Brian Kelly, director of the cybersecurity program at EDUCAUSE, agrees.
“The short answer is that you’re dealing with cybercriminals, and they either don’t have the best intent or they don’t have the right infrastructure to actually get that data back.”
The best way to ensure that as much data as possible can be recovered in the likely event of a cyberattack is to back up regularly, and monitor and test those backups to ensure they’re working as intended.
“All too often, we see institutions have a backup program in place, and they blindly trust that the backups are happening. And sometimes, they find out that they weren’t happening on the schedule they thought they were,” says Shier.
LEARN MORE: Universities share lessons learned from ransomware attacks.
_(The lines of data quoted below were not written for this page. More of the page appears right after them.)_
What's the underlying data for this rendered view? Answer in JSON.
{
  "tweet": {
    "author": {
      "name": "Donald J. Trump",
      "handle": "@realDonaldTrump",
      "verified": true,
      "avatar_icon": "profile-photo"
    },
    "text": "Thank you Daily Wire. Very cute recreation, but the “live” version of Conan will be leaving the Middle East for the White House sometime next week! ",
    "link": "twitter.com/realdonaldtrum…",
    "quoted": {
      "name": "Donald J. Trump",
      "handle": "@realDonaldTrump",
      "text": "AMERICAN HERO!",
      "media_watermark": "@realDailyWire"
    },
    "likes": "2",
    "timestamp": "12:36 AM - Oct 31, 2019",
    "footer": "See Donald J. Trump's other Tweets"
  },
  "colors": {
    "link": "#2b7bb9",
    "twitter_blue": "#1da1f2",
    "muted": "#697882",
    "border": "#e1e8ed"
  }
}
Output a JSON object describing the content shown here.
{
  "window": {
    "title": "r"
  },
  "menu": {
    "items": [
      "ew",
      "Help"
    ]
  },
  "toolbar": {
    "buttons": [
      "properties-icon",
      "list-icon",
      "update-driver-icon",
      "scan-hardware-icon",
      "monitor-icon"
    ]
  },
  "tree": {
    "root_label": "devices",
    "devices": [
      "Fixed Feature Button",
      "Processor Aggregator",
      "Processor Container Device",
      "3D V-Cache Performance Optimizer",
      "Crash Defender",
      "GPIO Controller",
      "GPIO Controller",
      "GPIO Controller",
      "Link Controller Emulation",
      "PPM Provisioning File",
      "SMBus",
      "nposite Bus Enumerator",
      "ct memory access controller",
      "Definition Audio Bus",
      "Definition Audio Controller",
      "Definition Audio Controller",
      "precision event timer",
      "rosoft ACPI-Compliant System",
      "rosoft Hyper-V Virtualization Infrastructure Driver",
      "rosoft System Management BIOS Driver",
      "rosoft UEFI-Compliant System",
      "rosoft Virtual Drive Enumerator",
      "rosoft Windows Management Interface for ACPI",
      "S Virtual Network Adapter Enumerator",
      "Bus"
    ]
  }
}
Common mistakes can include failure to monitor whether files are being corrupted during the backup process, along with backing up files to the same network where cybercriminals launched their initial attack. The reasons these mistakes are made run the gamut, Shier says, but the only way to ensure data is being backed up correctly is to check.
“Having all the telemetry at your fingertips to know when something is wrong is supremely important,” he says. “You need to be able to put some reliable and sensible alerting into your process so that you’re not being alerted at every single little failure. Still, there are certain failures that you want to know about every time they happen, one of those things that you want to raise a red flag in the SOC to say, ‘We need somebody to look at this.’”
Dedicating a single person or a team of people on staff to review backups is a smart idea, Shier says, but part of the solution can and perhaps should also be found through automation.
“A lot of these tasks could possibly be automated, and the only one that requires a human is the one where you actually go for a proactive restore and just double-check that everything is good,” he says. “You can intelligently devote your human resources to the places where machines might be more prone to failure.”